The company itself has fully bought into the new ways of working, said senior solutions engineer Craig Hinchliffe, with 100% of its staff on work from home contacts, with the company paying for their broadband and phone services.

"The things we thought were bad turned out not to be quite so bad after all, and now we can get some advantages from them," said Hinchliffe, speaking during the Computing Cybersecurity Festival last week.

While WFH can improve employees' work-life balance and bring efficiency benefits to organisations, CISOs instead worry about the security holes that can be created. Hinchliffe said Okta's mission is to "remove the friction" in securing access to applications and SaaS services to reduce the risk of shadow IT.

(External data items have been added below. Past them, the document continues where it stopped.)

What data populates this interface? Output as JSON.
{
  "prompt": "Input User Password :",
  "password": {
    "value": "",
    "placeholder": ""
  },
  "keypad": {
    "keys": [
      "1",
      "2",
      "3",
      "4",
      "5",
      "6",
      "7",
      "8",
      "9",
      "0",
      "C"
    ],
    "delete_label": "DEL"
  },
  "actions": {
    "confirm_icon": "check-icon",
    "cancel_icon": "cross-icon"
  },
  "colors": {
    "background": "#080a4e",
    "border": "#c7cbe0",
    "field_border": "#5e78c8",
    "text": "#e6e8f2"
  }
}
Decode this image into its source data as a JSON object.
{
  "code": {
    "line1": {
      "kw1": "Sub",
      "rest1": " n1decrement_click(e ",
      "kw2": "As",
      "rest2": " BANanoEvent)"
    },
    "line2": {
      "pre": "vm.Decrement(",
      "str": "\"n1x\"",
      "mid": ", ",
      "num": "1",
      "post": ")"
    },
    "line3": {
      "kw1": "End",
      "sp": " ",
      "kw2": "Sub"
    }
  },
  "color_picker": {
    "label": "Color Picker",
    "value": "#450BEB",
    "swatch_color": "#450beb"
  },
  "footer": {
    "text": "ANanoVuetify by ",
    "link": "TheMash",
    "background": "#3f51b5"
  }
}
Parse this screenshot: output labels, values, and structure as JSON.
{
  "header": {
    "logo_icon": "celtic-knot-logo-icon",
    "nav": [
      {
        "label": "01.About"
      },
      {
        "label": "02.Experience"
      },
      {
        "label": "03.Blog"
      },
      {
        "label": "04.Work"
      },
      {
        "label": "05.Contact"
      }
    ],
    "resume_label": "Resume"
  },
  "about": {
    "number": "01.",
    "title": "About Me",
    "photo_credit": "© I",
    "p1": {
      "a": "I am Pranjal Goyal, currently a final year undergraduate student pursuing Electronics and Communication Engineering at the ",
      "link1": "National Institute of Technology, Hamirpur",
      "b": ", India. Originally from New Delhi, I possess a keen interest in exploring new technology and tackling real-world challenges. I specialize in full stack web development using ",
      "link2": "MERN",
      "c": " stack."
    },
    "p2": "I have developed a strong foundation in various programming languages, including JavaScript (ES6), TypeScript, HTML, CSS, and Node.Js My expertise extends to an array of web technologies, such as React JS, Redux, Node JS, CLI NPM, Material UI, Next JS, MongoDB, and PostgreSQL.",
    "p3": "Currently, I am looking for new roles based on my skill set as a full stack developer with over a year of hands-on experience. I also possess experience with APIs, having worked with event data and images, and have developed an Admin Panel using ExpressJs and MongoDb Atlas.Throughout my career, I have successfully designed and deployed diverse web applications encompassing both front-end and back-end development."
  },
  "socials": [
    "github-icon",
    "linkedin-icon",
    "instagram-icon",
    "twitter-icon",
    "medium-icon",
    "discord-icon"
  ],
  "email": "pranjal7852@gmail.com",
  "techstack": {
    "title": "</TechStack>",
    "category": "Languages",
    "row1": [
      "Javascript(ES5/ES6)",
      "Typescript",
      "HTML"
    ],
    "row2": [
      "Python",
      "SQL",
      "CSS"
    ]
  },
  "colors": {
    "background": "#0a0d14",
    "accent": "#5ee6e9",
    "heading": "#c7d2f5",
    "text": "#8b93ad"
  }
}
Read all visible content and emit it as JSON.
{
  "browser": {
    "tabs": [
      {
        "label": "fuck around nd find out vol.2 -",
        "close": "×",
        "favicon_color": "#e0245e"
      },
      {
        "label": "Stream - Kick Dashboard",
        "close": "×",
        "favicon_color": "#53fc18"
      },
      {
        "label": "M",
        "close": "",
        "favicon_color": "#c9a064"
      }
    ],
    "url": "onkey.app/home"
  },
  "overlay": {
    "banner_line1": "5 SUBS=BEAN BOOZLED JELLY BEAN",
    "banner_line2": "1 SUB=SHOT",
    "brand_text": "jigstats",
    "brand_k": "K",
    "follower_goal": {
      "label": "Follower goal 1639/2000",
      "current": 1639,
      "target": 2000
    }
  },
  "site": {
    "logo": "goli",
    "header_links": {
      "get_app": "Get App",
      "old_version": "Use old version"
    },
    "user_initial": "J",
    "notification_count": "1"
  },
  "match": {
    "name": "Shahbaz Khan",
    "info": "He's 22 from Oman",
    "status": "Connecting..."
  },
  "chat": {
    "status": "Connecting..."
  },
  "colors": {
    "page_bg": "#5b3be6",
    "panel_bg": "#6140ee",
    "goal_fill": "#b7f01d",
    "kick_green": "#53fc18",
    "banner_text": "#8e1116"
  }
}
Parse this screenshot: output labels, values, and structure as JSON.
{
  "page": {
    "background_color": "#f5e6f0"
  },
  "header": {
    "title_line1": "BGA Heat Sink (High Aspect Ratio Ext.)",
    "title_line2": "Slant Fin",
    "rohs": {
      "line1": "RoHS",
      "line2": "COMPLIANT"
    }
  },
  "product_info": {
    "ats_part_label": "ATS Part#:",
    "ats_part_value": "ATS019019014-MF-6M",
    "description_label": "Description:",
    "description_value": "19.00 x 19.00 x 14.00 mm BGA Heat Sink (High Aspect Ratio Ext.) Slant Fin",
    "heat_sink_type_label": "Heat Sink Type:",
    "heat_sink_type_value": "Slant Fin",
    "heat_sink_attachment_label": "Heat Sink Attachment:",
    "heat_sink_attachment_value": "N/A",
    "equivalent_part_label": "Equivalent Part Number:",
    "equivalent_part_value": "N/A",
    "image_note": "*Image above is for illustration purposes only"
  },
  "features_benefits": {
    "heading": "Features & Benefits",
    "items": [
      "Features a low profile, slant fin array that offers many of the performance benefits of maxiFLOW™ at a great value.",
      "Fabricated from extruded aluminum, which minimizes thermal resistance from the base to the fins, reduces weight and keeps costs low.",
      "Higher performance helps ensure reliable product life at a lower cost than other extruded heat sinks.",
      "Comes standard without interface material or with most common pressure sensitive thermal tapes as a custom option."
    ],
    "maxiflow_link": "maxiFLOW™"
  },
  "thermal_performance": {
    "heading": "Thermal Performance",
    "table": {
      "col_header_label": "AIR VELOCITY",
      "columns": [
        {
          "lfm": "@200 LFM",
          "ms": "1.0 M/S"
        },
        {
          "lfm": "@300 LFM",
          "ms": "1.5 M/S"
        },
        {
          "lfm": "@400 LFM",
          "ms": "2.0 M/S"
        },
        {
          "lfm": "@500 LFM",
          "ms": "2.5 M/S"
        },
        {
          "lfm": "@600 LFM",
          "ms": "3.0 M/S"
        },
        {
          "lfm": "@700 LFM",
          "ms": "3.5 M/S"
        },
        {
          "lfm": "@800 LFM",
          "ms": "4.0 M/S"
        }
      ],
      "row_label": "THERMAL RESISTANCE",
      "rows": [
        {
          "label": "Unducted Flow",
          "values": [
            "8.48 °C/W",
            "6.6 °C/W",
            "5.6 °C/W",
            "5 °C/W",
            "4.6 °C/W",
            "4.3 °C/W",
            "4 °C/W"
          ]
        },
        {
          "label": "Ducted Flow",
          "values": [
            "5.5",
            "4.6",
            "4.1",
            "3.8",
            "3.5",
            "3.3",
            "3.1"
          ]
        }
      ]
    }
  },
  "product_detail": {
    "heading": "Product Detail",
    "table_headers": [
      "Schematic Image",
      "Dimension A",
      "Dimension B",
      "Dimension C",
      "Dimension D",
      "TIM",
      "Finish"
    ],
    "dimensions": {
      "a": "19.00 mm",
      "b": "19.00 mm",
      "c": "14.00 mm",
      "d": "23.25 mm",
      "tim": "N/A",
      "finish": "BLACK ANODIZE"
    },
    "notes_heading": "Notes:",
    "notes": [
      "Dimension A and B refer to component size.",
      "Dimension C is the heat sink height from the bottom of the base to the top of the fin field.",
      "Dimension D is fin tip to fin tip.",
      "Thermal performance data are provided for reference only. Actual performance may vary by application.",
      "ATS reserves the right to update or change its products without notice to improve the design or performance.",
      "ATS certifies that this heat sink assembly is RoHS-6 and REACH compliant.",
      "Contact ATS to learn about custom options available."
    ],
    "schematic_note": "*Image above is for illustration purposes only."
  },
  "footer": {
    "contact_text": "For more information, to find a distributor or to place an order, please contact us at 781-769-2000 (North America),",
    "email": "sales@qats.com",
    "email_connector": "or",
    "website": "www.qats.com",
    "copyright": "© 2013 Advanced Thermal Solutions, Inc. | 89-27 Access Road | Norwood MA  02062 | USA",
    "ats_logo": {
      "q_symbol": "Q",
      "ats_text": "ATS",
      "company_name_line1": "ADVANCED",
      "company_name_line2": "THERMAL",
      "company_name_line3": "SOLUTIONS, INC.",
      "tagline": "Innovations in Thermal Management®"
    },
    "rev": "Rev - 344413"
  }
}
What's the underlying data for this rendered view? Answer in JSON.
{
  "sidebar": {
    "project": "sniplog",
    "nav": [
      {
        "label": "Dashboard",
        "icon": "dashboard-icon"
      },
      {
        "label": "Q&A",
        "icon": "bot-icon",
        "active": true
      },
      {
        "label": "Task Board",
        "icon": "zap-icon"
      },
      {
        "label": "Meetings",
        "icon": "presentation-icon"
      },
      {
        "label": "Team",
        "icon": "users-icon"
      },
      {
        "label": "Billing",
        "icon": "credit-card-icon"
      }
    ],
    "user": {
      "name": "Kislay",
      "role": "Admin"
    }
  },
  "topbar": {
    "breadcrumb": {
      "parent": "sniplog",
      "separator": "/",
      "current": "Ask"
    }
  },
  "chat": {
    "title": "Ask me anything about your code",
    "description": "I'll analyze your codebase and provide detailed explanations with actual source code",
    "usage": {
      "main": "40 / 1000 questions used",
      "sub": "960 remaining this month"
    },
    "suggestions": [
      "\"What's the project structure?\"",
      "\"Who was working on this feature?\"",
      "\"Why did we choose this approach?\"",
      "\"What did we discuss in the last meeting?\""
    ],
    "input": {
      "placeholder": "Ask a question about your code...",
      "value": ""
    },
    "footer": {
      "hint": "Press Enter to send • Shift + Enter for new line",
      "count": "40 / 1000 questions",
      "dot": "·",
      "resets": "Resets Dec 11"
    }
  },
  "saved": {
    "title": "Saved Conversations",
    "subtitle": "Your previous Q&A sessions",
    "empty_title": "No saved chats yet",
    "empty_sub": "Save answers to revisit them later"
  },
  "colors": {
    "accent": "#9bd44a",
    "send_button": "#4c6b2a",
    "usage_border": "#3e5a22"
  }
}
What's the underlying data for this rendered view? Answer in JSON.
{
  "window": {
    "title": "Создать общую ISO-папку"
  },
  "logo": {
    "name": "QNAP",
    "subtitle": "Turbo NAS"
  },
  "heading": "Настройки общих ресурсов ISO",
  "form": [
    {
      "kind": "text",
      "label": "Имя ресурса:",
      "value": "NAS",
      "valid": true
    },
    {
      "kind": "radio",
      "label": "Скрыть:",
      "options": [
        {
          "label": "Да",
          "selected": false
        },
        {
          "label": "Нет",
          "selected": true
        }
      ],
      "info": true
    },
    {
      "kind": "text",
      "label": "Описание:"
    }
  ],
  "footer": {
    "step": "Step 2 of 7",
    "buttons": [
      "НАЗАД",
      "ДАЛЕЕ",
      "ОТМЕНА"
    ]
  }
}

"So give people the right experience and give the right level of security. Because if it's a crappy user experience, quite frankly people won't want to use it. They'll try and get around it, whether they can or not, they'll just get irritated."

Okta looks to solve common UX issues with single sign on (SSO) - one password for all services covered.

It also alleviates joiner mover leaver (JML) difficulties by "automating the employee lifecycle", according to Hinchcliffe.

Once administrators know who the person is, the device they are using and their location, they can make decisions about the level of access to grant. For example, devices running MDM solutions can be trusted and their users given a seamless experience without the need for authentication, whereas an untrusted device may require logging in each time, or be blocked.

"You can give people security and a nice user experience together, without worrying about one or the other. You can bring those things together. And of course if it's an untrusted device you can deny access."

Hinchcliffe also tackled a recent an incident where threat group Lapsus$ hacked a third-party supplier Sitel and claimed to have compromised Okta customer data, insisting that Okta had learned a lesson. Not only would communications be handled better in future, he said, but Okta has also tightened its access management approach for suppliers as a result.

"I think it's fair to say what we did is we took an identity-only approach, we didn't take a full zero-trust approach to that. What I mean by that is we didn't think about the devices, and we didn'’t think about the location."